Фильм Владимира Котта «Громозека», не получивший наград на фестивале «Кинотавр», занял, однако, очень важную, полупустую до сих пор нишу в нашем кино – трагикомедии для взрослых людей
P&I Films

Лет двадцать пять назад эти трое выступали в школьном ВИА «Громозека» – клеша, блестки, отросшие стрижки – и исполняли песню Пахмутовой и Добронравова про птицу счастья завтрашнего дня. «Завтра будет лучше, чем вчера. Лучше, чем вчера. Лучше, чем вчера». На сцене картонная птица счастья многообещающе взмахивала крылами. Разумеется, просто так, ничего такого не гарантируя. Как было у Володина в «Пяти вечерах», «молодость – окаянная штука, обещает и обманывает». Бывшие одноклассники встретились в бане накануне вечера выпускников, грустные и немолодые; на лысоватых головах – буденновки (видимо, в бане принято ретро, ностальгический флер советского детства сегодня в моде). Как дела? Нормально.

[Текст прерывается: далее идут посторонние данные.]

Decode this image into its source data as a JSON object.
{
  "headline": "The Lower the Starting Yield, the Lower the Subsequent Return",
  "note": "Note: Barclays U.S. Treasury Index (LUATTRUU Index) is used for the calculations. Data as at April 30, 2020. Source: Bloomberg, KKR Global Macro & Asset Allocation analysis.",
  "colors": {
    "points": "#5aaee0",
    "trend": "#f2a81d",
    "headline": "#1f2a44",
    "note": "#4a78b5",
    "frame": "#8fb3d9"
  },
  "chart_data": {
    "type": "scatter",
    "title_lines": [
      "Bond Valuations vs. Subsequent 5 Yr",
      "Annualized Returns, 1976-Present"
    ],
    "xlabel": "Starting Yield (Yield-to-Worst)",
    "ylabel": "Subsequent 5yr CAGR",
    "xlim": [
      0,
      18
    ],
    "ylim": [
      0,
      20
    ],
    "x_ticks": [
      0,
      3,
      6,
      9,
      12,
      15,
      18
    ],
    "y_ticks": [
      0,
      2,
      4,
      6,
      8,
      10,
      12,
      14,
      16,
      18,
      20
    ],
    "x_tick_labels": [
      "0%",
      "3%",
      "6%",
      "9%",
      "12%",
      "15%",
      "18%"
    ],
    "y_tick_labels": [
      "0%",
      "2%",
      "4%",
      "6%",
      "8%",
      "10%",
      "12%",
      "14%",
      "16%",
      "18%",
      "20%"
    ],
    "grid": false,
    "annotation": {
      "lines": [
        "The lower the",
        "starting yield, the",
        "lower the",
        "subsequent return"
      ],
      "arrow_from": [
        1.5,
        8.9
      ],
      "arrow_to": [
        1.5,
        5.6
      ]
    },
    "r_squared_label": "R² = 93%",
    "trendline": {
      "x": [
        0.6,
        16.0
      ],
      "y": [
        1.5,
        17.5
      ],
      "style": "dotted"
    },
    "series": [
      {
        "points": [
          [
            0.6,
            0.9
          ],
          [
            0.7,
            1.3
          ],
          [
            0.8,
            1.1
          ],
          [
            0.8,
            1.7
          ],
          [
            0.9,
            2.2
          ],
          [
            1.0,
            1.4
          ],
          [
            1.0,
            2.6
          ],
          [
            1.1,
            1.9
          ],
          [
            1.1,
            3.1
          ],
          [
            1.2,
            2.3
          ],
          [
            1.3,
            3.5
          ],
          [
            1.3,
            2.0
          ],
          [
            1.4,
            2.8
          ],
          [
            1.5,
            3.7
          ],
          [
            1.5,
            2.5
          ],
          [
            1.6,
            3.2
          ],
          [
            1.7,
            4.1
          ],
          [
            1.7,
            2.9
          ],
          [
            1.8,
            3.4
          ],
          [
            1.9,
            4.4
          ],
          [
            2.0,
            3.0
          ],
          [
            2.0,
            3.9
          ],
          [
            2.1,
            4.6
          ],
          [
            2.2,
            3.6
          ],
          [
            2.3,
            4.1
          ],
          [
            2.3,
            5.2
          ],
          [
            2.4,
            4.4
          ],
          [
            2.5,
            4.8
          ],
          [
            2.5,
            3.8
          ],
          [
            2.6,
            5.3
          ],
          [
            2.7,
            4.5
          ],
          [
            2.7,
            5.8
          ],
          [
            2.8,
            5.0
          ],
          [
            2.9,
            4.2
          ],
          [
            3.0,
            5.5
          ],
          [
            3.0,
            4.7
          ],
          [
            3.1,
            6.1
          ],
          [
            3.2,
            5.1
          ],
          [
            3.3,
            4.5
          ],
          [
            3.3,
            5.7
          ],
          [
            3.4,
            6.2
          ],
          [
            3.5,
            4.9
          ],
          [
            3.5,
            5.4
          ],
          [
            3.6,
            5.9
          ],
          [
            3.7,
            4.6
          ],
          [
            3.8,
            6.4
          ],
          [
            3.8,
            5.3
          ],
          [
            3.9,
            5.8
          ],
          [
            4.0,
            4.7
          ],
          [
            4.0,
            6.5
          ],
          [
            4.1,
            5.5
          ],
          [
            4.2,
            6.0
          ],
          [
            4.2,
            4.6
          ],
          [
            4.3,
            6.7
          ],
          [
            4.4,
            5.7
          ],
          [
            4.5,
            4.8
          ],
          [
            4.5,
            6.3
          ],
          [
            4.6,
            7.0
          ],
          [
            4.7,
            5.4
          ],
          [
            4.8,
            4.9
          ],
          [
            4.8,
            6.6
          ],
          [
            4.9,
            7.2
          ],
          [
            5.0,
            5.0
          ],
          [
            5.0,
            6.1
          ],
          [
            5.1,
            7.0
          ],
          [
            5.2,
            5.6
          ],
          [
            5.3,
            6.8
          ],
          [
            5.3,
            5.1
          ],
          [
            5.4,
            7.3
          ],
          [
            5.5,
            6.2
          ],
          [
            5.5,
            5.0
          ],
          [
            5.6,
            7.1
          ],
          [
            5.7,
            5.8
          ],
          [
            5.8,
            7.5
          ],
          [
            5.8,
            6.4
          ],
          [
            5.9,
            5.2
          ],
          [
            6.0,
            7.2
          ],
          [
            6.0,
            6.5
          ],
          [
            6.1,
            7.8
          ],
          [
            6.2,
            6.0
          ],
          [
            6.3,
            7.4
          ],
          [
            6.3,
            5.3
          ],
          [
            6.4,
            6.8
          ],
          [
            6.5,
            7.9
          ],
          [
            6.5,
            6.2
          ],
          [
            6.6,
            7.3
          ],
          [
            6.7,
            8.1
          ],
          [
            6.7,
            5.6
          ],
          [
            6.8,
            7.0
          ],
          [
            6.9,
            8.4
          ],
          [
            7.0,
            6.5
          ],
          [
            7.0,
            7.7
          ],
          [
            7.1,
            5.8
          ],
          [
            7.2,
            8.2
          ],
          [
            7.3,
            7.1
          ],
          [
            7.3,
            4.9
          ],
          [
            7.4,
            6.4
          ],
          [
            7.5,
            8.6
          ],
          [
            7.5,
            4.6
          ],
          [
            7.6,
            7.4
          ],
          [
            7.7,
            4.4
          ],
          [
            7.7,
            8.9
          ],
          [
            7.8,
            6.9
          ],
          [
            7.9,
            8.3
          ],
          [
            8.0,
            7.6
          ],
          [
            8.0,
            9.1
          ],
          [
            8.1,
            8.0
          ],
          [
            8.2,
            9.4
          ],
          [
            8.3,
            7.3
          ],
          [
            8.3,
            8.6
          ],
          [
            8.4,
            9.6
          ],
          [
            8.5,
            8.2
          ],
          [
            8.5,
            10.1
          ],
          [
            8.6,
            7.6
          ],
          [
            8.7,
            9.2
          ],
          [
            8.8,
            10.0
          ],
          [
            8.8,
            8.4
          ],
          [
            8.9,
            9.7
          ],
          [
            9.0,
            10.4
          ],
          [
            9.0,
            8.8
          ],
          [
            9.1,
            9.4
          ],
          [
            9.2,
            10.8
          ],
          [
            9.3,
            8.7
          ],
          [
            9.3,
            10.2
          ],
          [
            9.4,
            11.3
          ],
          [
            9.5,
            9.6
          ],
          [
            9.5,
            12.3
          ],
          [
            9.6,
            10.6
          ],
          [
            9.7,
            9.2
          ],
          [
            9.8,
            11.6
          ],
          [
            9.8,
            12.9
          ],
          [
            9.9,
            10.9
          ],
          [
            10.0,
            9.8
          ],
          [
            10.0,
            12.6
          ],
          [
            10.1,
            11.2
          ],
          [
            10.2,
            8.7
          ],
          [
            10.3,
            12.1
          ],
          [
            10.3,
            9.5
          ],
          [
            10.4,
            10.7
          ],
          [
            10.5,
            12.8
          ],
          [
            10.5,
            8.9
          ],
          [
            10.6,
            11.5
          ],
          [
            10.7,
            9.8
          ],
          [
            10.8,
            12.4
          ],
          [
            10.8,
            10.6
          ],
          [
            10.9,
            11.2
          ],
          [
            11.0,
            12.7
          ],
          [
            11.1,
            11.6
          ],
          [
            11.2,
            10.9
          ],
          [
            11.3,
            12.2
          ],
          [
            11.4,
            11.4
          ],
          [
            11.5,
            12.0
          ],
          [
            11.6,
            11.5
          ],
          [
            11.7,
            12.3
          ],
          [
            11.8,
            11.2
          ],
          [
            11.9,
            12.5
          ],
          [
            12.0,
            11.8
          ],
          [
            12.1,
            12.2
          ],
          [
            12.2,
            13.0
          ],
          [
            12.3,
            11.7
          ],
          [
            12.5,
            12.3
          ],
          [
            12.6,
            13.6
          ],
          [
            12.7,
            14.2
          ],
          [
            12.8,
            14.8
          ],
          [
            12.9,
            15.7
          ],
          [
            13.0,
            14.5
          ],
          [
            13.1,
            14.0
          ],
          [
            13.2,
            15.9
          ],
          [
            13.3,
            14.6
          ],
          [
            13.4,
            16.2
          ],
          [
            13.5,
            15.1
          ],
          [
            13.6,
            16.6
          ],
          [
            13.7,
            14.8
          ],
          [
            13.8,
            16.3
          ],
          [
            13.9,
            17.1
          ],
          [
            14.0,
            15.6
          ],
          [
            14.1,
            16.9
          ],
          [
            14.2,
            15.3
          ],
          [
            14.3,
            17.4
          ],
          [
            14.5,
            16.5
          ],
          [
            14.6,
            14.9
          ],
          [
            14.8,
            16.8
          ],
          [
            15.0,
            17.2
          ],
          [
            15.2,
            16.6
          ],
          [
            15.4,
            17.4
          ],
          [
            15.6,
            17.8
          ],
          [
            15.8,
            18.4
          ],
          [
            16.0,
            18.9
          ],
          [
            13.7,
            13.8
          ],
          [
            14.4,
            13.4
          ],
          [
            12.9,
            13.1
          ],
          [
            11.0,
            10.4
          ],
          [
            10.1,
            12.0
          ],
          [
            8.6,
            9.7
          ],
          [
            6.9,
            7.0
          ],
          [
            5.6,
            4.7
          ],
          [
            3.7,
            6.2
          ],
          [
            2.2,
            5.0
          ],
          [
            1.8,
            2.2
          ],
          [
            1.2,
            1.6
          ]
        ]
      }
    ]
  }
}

Фильм Владимира Котта о людях, выглядывающих из-под обломков жизни, которая с ними случилась. Обычная жизнь, запутанная, грустная, одновременно с драмами и без драм – как у всех. У героя, ставшего таксистом (Леонид Громов), – красная шапка-петушок и дочка – звезда лубочного порно. Милиционера (Борис Каморзин) не любит жена. У хирурга на столе умирает ребенок, а еще есть жена, любовница, разросшаяся грибница вранья и рак легких. Как дела? Нормально.

В плюсы Котту можно сразу записать, что «Громозека» – кино не ностальгическое. На теплых чувствах к любительской колбасе по два девяносто не спекулирует. Кроме открывающей и финальной сцен, в картине нет флэшбэков, только время от времени звучит ансамбль «Самоцветы». Другой вопрос, что герои фильма, конечно, люди советские, несовременные, выкорчеванные из земли, не отсюда. Пространство фильма (напоминающее чем-то картины финна Аки Каурисмяки) – обломки (по выражению одной михалковской героини) «чего-то большого, советского такого». Постсоветская Нетландия, зона. Призраками появляются в эпизодах Красная Шапочка – Яна Поплавская, Электроник с Сыроежкиным – братья Турсуевы и Буратино – Дмитрий Иосифов. «В его руках от счастья ключ, / И потому он так везуч». Ключа от счастья ни у кого не оказалось. Даже воспоминания стареют, а на смену им ничего не пришло. Страна на экране выглядит условной, потому что такой она видится героям картины: дети их, кажется, разобрались, что к чему, а эти... Только непрекращающаяся зима («Зима задолбала», говорится в лучшем в фильме диалоге) и то, что под ногами всегда скользко и темнеет рано, – вот что у нас у всех общее: и тридцать лет назад, и двадцать, и теперь.

«Громозека» вообще очень похожа на советское кино конца 70-х – начала 80-х годов. Круглосуточное вранье себе самому и другим, суетная и пустая жизнь – это все, разумеется, застойные дела. Привет «Осеннему марафону» и «Полетам во сне и наяву». И в то же время картина не только о зачем-то оставшихся в живых гражданах затонувшей Атлантиды, но и о том, какие, в сущности, трогательные, хрупкие и уязвимые это существа – мужчины. У оригинального, булычевского Громозеки было, если помните, целых три сердца. В фильме Котта их тоже, по числу главных героев, три. Все, в общем, бестолковые и все бьются. И по сегодняшним меркам это ведь уже очень много.